Fire and flag.
Many people don't like to think of those two words together because they conjure up images of protests and dishonoring one of the nation's most meaningful symbols.
But flames play an important role in one of the most reverent ceremonies involving the Stars and Stripes, and last Saturday morning I was present for one of those moving events.
The fire was burning when I arrived on the grounds of the Texas Civil War Museum in Fort Worth where a crowd -- including several people dressed in Civil War-period clothing -- had gathered.
Museum employee Cindy Harriman approached gingerly carrying a tattered U.S. flag that was flying at the Colleyville Heritage High School baseball field when the remnants of Tropical Storm Hermine came through last month and severely ripped it.
School officials had removed the damaged banner, folded it and put it away in a closet until last week.
That flag, along with about 30 others, would be burned as part of the U.S. Flag Retirement Ceremony sponsored by the General J.J. Byrne Camp #1 of the Sons of Union Veterans of the Civil War in conjunction with the museum.
According to the U.S. Federal Flag Code, "The flag, when it is in such condition that it is no longer a fitting emblem for display, should be destroyed in a dignified way, preferably by burning."
Shirley Woodlock, immediate past president of the Texas Division of the United Daughters of the Confederacy, brought two flags: a U.S. flag and the First National Flag of the Confederacy that she used during her term in office.
One person taking part in the ceremony, Bob Rubel, is a member of the Sons of Union Veterans and Sons of Confederate Veterans.
"I had ancestors on both sides of the war," Rubel said.
On a table near the 50-gallon barrel in which the fire had been built were dismembered flags -- the blue field with white stars had been cut away from each and folded into a triangle, and the red and white stripes had been separated and tied into several bundles of each color.
The ceremony properly began with a posting of the colors by uniformed members of the Sons of Union Veterans and the playing of The Star-Spangled Banner.

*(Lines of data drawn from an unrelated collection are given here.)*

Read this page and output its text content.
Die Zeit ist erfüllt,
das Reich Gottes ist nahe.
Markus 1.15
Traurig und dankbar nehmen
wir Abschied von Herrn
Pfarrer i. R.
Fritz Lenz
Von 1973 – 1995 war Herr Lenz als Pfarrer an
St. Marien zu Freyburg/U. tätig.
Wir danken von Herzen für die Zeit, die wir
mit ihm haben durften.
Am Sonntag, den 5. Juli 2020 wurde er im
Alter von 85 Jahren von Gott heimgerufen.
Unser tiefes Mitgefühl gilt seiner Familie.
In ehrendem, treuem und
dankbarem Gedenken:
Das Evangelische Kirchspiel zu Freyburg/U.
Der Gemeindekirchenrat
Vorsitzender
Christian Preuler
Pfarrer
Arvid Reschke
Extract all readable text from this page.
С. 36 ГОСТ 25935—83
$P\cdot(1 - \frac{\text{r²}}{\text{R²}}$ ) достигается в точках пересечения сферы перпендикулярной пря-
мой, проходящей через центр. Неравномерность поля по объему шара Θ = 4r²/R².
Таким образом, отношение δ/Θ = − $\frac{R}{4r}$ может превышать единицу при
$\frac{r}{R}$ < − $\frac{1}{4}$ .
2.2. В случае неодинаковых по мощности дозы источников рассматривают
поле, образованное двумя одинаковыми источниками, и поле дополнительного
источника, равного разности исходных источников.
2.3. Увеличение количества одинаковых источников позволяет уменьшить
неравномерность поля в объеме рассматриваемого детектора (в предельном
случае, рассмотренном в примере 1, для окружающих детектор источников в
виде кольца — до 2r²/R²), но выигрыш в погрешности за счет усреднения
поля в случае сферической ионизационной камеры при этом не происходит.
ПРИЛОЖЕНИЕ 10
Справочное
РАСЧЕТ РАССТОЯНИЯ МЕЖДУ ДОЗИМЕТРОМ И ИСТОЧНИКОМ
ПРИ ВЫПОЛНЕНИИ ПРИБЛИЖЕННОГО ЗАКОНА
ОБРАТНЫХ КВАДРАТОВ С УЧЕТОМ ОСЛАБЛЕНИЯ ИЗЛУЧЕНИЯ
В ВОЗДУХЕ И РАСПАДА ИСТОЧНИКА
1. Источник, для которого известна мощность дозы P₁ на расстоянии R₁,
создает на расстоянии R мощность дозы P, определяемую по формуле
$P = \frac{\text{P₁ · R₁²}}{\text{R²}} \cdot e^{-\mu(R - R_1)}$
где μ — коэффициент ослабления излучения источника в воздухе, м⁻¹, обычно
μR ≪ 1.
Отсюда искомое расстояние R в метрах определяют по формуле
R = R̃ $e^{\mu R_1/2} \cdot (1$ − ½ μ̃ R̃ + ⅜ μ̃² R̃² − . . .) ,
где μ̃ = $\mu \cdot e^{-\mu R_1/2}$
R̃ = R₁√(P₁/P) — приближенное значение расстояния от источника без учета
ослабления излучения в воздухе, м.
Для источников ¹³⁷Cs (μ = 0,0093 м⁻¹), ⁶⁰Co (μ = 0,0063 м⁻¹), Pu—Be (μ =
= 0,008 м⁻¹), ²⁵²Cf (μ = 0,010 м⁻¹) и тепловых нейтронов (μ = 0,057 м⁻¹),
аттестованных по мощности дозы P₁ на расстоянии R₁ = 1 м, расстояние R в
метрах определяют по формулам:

And, as if on cue, a fighter jet from the nearby joint reserve base flew over during the national anthem.
On hand for the event were Boy Scout Troop 435 of Saginaw, Cub Scout Troop 319 of Lake Worth and Girl Scout Troop 2702 of Saginaw.
Speakers gave a history of the flag, a recapping of wars and the number of people killed in each, and an explanation of the ceremony.
Boy Scout Ted Herman, 11, of Troop 350 in Fort Worth and Cub Scout Lawson Steuart of Troop 435 assisted by delivering the remnants of the flags to the keeper of the flame who slowly placed them in the fire.
Flags brought to the ceremony that had not been dismembered were each put into the fire stripes first. The last banner to be burned was the First National Flag of the Confederacy.
The observance ended with the singing of God Bless America, a salute by five men firing their muskets three times and the sounding of taps.
In a day when so many people tend to wrap themselves in the flag, often proclaiming their own patriotism while questioning the loyalty of others, it was heartening to witness an event that brought together descendants of both sides of the Civil War, young and old patriots, and those of different political stripes to truly honor the flag.
It also served as a reminder that too many people, including those who claim to love the flag, dishonor it by not properly displaying it.
I often see tattered flags flying in the wind in front of businesses or from a moving car, and many people fly the flag at night without any illumination on it.
Some folks even wear small flags on their back pockets, which means they actually sit on them at times.
Many of us could use more lessons on flag etiquette, especially when we are eager to preach patriotism to others.